Sera terdiam sejenak. Lalu tersenyum tipis, terlalu tipis untuk menyembunyikan kecewa yang menggantung di ujung matanya.
"Oke... lain kali ya, Lar. Nggak apa-apa kok."
Lara mengangguk. Walau cuma ajakan singkat itu, hatinya terasa sedikit hangat. Ada bagian kecil dalam dirinya yang menganga, berharap dipeluk oleh masa lalu yang sempat akrab.
*****
Di rumah, Satya sudah duduk manis di meja belajar, mulutnya komat-kamit membaca soal Matematika.
“Kak Lara!” serunya saat melihat kakaknya datang.
“Satya udah siap?”
“Iya!”
Lara menghabiskan satu jam mengajari Satya. Ia menjelaskan pelan-pelan, menyemangati setiap jawaban benar, bahkan menggambar lucu-lucuan di pinggir buku untuk membuat Satya tertawa. Hari itu terasa ringan. Bahkan menyenangkan.
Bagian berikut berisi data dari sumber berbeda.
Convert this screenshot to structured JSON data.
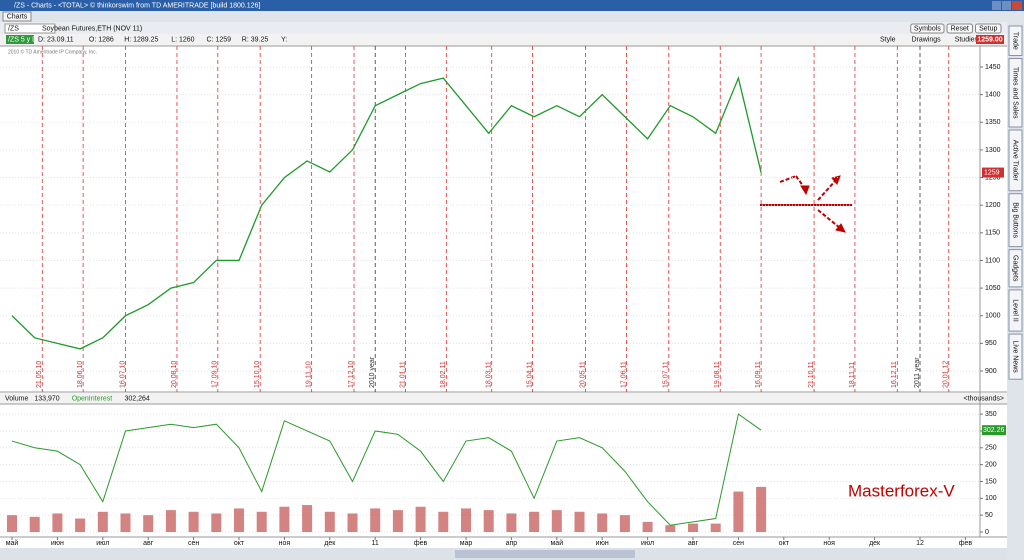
{
  "window": {
    "title": "/ZS - Charts - <TOTAL> © thinkorswim from TD AMERITRADE [build 1800.126]",
    "tab": "Charts"
  },
  "toolbar": {
    "symbol": "/ZS",
    "buttons": [
      "Symbols",
      "Reset",
      "Setup"
    ]
  },
  "chart_toolbar": {
    "items": [
      "Style",
      "Drawings",
      "Studies"
    ],
    "last_price": "1259.00"
  },
  "info": {
    "tag": "/ZS 5 y D",
    "description": "Soybean Futures,ETH (NOV 11)",
    "fields": [
      "D: 23.09.11",
      "O: 1286",
      "H: 1289.25",
      "L: 1260",
      "C: 1259",
      "R: 39.25",
      "Y:"
    ]
  },
  "copyright": "2010 © TD Ameritrade IP Company, Inc.",
  "side_tabs": [
    "Trade",
    "Times and Sales",
    "Active Trader",
    "Big Buttons",
    "Gadgets",
    "Level II",
    "Live News"
  ],
  "annotation": "Masterforex-V",
  "chart_data": [
    {
      "type": "line",
      "categories": [
        "май",
        null,
        "июн",
        null,
        "июл",
        null,
        "авг",
        null,
        "сен",
        null,
        "окт",
        null,
        "ноя",
        null,
        "дек",
        null,
        "11",
        null,
        "фев",
        null,
        "мар",
        null,
        "апр",
        null,
        "май",
        null,
        "июн",
        null,
        "июл",
        null,
        "авг",
        null,
        "сен",
        null,
        "окт",
        null,
        "ноя",
        null,
        "дек",
        null,
        "12",
        null,
        "фев",
        null
      ],
      "series": [
        {
          "name": "/ZS",
          "color": "#1f9a2a",
          "values": [
            1000,
            960,
            950,
            940,
            960,
            1000,
            1020,
            1050,
            1060,
            1100,
            1100,
            1200,
            1250,
            1280,
            1260,
            1300,
            1380,
            1400,
            1420,
            1430,
            1380,
            1330,
            1380,
            1360,
            1380,
            1360,
            1400,
            1360,
            1320,
            1380,
            1360,
            1330,
            1430,
            1259,
            null,
            null,
            null,
            null,
            null,
            null,
            null,
            null,
            null,
            null
          ]
        }
      ],
      "ylim": [
        862,
        1488
      ],
      "yticks": [
        900,
        950,
        1000,
        1050,
        1100,
        1150,
        1200,
        1250,
        1300,
        1350,
        1400,
        1450
      ],
      "grid": true,
      "price_marker": "1259",
      "date_markers": [
        "21.05.10",
        "18.06.10",
        "16.07.10",
        "20.08.10",
        "17.09.10",
        "15.10.10",
        "19.11.10",
        "17.12.10",
        "2010 year",
        "21.01.11",
        "18.02.11",
        "18.03.11",
        "15.04.11",
        "20.05.11",
        "17.06.11",
        "15.07.11",
        "19.08.11",
        "16.09.11",
        "21.10.11",
        "18.11.11",
        "16.12.11",
        "2011 year",
        "20.01.12"
      ]
    },
    {
      "type": "bar",
      "series": [
        {
          "name": "Volume",
          "color": "#c0504d",
          "last_label": "133,970",
          "values": [
            50,
            45,
            55,
            40,
            60,
            55,
            50,
            65,
            60,
            55,
            70,
            60,
            75,
            80,
            60,
            55,
            70,
            65,
            75,
            60,
            70,
            65,
            55,
            60,
            65,
            60,
            55,
            50,
            30,
            20,
            25,
            25,
            120,
            133.97,
            null,
            null,
            null,
            null,
            null,
            null,
            null,
            null,
            null,
            null
          ]
        },
        {
          "name": "OpenInterest",
          "color": "#2a9a2a",
          "last_label": "302,264",
          "values": [
            270,
            250,
            240,
            200,
            90,
            300,
            310,
            320,
            310,
            320,
            250,
            120,
            330,
            300,
            270,
            150,
            300,
            290,
            240,
            150,
            270,
            280,
            240,
            100,
            270,
            280,
            250,
            180,
            90,
            20,
            30,
            40,
            350,
            302.264,
            null,
            null,
            null,
            null,
            null,
            null,
            null,
            null,
            null,
            null
          ]
        }
      ],
      "ylim": [
        0,
        380
      ],
      "yticks": [
        0,
        50,
        100,
        150,
        200,
        250,
        300,
        350
      ],
      "grid": true,
      "unit_label": "<thousands>",
      "last_marker": "302.26"
    }
  ]
}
Saat Satya mulai menguap dan memutuskan untuk tidur siang, Lara pun naik ke kamarnya. Kali ini, ia ingin me-time. Hal yang jarang ia lakukan tanpa alasan kuat.
Ia berdiri di depan cermin. Biasanya wajahnya polos. Rambut hanya dikuncir asal. Tapi sore ini berbeda. Ia mengambil bedak tipis, merapikan alisnya pelan, memulas bibir dengan lip tint yang sudah lama tersimpan di laci. Ia mengenakan blouse putih lembut dengan pita kecil di kerahnya, memadukannya dengan rok denim selutut dan sneakers putih. Rambut panjangnya ia ikat ke samping, menyisakan beberapa helai yang sengaja dibiarkan terurai.
Tas selempang kecil berwarna coklat muda ia sandang. Ia menatap dirinya di cermin. Bukan untuk dinilai, tapi untuk diakui—bahwa ia juga berhak merasa cantik.
Saat menuruni tangga, Luna—menatapnya curiga dari sofa. Sambil memakan keripik dan menonton televisi, ia bersuara.
"Mau kemana lo? Tumben dandan. Jangan-jangan mau pacaran? Dih, gue aduin Ibu sama Ayah juga lo!"
Lara terkejut, lalu menggeleng cepat.
“Enggak. Kakak cuma mau ke perpustakaan... sambil jalan-jalan di taman.”
Luna mencibir. “Jangan kesorean. Kasian kalau sampe lo dimarahin lagi.”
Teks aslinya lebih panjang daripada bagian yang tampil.